Singles from Cherry Soda
- "Pinesol" Released: September 14, 2026;

= Cherry Soda (album) =

Cherry Soda is the upcoming tenth studio album by American rock band Wavves, scheduled for release on October 30, 2026, through I Surrender Records.

The album is a reworked version of a previously announced collaborative album between Wavves frontman Nathan Williams and American rock band Say Anything. The original version was scheduled for release on September 18, 2026, but was subsequently abandoned. Williams instead returned to the studio to complete the project as a solo Wavves album.

==Background==

In July 2026, Wavves and Say Anything announced Cherry Soda as a collaborative studio album between Wavves' Nathan Williams and Say Anything's Max Bemis. The album was scheduled for release on September 18 through I Surrender Records. Williams said the project was inspired by his interest in Bemis' musical catalog and his desire to make an early-2000s-style emo record.

The original album was produced by Aaron Rubin and was conceived as a ten-song project written by Williams and Bemis.

Their planned first single, "Deathx1k", was released alongside a claymation music video directed by Stephen Coad. A planned second single, "Still Alive", followed in August 2026.

==Reworking==

In September 2026, the planned collaboration with Say Anything was abandoned following allegations concerning Bemis. Williams subsequently stated that he did not want to be associated with Bemis and announced that he would return to the studio to remake the album himself.

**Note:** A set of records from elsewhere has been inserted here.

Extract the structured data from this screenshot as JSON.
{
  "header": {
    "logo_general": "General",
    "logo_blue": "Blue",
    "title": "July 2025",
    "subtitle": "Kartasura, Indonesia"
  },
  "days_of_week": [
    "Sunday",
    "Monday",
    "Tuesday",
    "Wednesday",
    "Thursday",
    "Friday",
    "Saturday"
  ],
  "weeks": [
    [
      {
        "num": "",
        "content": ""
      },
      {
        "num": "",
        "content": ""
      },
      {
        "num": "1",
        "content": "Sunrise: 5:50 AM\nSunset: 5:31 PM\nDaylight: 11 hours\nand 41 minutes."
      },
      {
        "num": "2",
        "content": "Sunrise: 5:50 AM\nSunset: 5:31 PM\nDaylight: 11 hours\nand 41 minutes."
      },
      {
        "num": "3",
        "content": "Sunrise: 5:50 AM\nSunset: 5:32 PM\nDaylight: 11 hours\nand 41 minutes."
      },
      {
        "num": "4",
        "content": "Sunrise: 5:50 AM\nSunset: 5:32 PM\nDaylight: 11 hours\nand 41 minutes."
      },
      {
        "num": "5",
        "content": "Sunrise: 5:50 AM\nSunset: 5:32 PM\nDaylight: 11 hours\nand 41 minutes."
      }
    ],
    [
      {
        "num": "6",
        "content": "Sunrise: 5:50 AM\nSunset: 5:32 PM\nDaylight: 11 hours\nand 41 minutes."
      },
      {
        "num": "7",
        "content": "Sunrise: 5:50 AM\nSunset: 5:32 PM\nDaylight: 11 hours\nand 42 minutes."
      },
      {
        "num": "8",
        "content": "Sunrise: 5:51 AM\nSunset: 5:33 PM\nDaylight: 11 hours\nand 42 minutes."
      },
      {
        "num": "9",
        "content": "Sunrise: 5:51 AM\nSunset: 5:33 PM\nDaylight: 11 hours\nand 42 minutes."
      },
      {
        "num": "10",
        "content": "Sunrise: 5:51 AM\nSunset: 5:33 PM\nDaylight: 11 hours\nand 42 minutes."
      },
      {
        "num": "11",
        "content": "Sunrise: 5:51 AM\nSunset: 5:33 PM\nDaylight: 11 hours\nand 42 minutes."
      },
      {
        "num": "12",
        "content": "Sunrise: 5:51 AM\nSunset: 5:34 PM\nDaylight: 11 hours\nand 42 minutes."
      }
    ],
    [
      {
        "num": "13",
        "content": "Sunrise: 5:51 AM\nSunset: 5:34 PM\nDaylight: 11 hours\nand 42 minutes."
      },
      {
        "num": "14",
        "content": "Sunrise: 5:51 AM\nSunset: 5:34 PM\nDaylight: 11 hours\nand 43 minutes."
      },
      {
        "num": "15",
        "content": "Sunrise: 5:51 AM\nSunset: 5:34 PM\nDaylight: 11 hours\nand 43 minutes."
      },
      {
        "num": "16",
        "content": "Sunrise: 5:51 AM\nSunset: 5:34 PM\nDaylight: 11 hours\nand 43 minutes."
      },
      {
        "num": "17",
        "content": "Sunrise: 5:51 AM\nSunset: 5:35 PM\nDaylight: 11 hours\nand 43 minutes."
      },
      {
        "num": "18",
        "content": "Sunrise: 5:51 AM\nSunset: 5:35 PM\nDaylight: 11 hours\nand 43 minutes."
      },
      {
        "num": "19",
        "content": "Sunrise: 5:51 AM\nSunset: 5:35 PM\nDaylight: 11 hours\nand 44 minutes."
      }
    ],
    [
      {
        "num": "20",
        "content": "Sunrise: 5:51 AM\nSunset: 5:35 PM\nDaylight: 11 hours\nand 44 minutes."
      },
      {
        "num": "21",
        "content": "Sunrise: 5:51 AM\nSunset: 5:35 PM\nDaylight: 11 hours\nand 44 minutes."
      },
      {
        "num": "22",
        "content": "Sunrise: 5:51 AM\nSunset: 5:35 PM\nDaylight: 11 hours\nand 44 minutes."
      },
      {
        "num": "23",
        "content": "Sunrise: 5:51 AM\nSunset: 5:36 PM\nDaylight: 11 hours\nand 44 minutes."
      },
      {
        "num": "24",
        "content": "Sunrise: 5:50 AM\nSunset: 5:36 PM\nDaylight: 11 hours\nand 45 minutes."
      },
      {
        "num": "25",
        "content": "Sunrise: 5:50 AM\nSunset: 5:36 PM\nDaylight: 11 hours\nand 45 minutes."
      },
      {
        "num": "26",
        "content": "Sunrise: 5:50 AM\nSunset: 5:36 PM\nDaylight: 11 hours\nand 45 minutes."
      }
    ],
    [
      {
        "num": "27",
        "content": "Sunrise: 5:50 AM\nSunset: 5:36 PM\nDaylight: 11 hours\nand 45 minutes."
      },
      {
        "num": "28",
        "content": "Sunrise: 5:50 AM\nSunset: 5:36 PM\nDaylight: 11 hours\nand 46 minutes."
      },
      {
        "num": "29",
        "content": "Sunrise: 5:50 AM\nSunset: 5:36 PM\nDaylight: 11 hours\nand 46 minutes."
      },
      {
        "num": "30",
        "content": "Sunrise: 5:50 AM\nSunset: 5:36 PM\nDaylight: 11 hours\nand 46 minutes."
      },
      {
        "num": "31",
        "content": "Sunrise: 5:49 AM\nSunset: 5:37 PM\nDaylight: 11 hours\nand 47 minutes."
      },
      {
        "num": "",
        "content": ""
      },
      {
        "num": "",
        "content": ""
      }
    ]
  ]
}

On September 14, Williams announced that the revised version of Cherry Soda would be released as a Wavves album on October 30 through I Surrender Records. The new version removes Bemis from the project and represents Williams' own version of the album.

Williams said that his original intention for the project was to explore what an early-2000s Wavves emo record might sound like, describing the concept as a "mall emo record".

==Music and themes==

The album's original conception combined Wavves' surf-punk and garage-rock sound with elements of early-2000s emo and pop punk. The collaborative version was described as bringing together Williams' fuzzed-out punk-pop approach with Bemis' emo songwriting.

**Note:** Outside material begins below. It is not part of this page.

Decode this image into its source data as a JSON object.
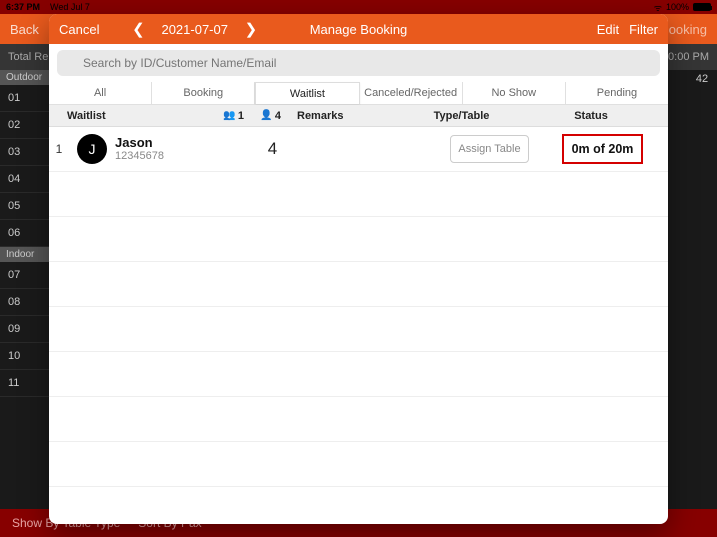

The rerecorded version represents Williams' solo interpretation of the material. The first single from the revised album, "Pinesol", draws inspiration from true-crime cold cases and marks a thematic departure from Williams' more autobiographical songwriting.

==Singles==

"Deathx1k" was released in July 2026 as the lead single from the originally planned Wavves and Say Anything collaboration. Its accompanying music video used claymation versions of Williams and Bemis.

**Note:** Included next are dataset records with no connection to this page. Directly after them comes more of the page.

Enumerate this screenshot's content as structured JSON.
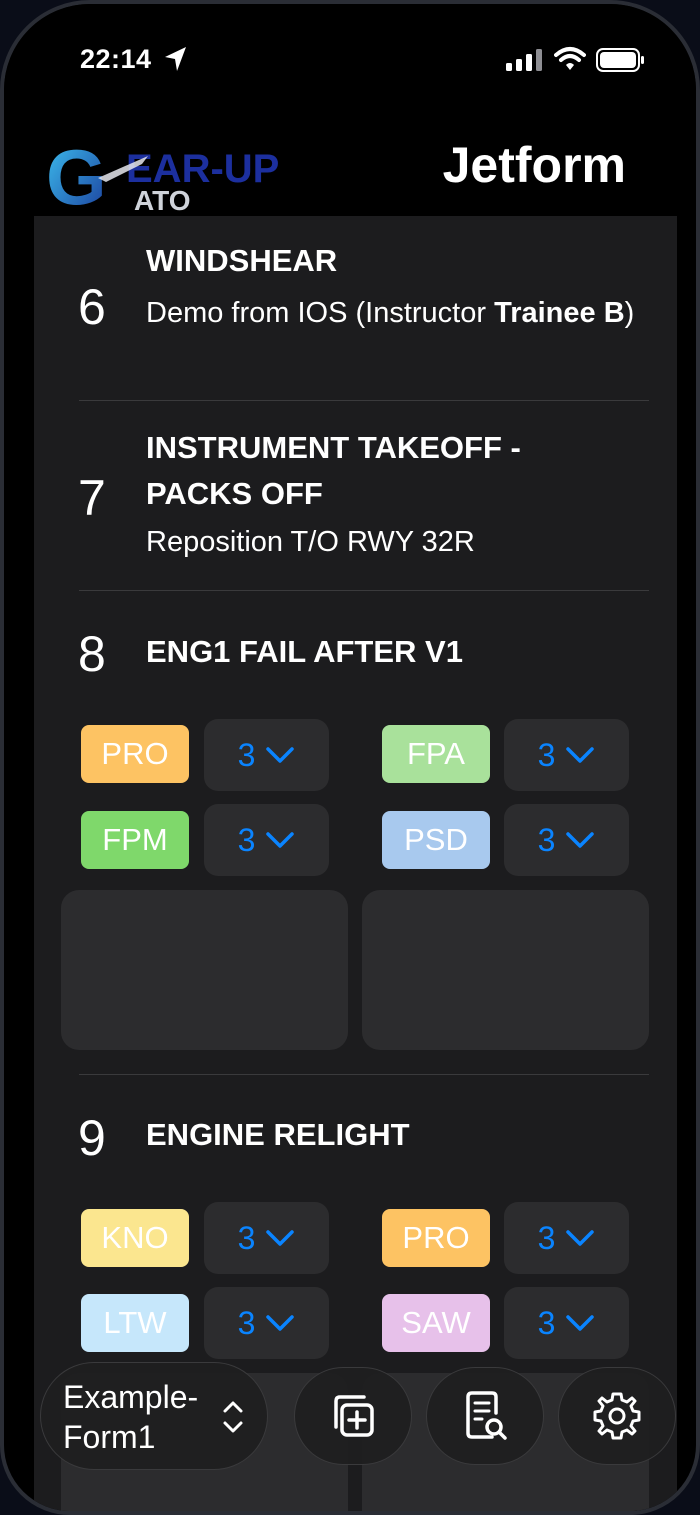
{
  "status_bar": {
    "time": "22:14"
  },
  "header": {
    "logo_text_1": "EAR-UP",
    "logo_text_2": "ATO",
    "logo_letter": "G",
    "title": "Jetform"
  },
  "items": [
    {
      "number": "6",
      "title": "WINDSHEAR",
      "subtitle_plain": "Demo from IOS (Instructor ",
      "subtitle_bold": "Trainee B",
      "subtitle_end": ")"
    },
    {
      "number": "7",
      "title": "INSTRUMENT TAKEOFF - PACKS OFF",
      "subtitle": "Reposition T/O RWY 32R"
    },
    {
      "number": "8",
      "title": "ENG1 FAIL AFTER V1",
      "grades": [
        {
          "code": "PRO",
          "value": "3",
          "color": "#fdc363"
        },
        {
          "code": "FPA",
          "value": "3",
          "color": "#a9e19b"
        },
        {
          "code": "FPM",
          "value": "3",
          "color": "#7fd86b"
        },
        {
          "code": "PSD",
          "value": "3",
          "color": "#a8c9ee"
        }
      ]
    },
    {
      "number": "9",
      "title": "ENGINE RELIGHT",
      "grades": [
        {
          "code": "KNO",
          "value": "3",
          "color": "#fbe68f"
        },
        {
          "code": "PRO",
          "value": "3",
          "color": "#fdc363"
        },
        {
          "code": "LTW",
          "value": "3",
          "color": "#c6e7fb"
        },
        {
          "code": "SAW",
          "value": "3",
          "color": "#e7c1ea"
        }
      ]
    }
  ],
  "toolbar": {
    "form_name": "Example-Form1",
    "icons": [
      "add-copy-icon",
      "document-search-icon",
      "gear-icon"
    ]
  },
  "colors": {
    "accent": "#0a84ff",
    "background": "#1c1c1e",
    "cell": "#2c2c2e"
  }
}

"Still Alive" was released in August 2026 as the second single from the original collaborative version. Williams said the song originated from a voice recording he had made at a bar and later developed into a complete song.

"Pinesol" was released on September 14, 2026 as the first single from the rerecorded solo version of Cherry Soda.

==Release==

The original Cherry Soda collaboration between Wavves and Say Anything was scheduled for September 18, 2026, through I Surrender Records. Following the project's cancellation, the rerecorded Wavves version was rescheduled for October 30, 2026.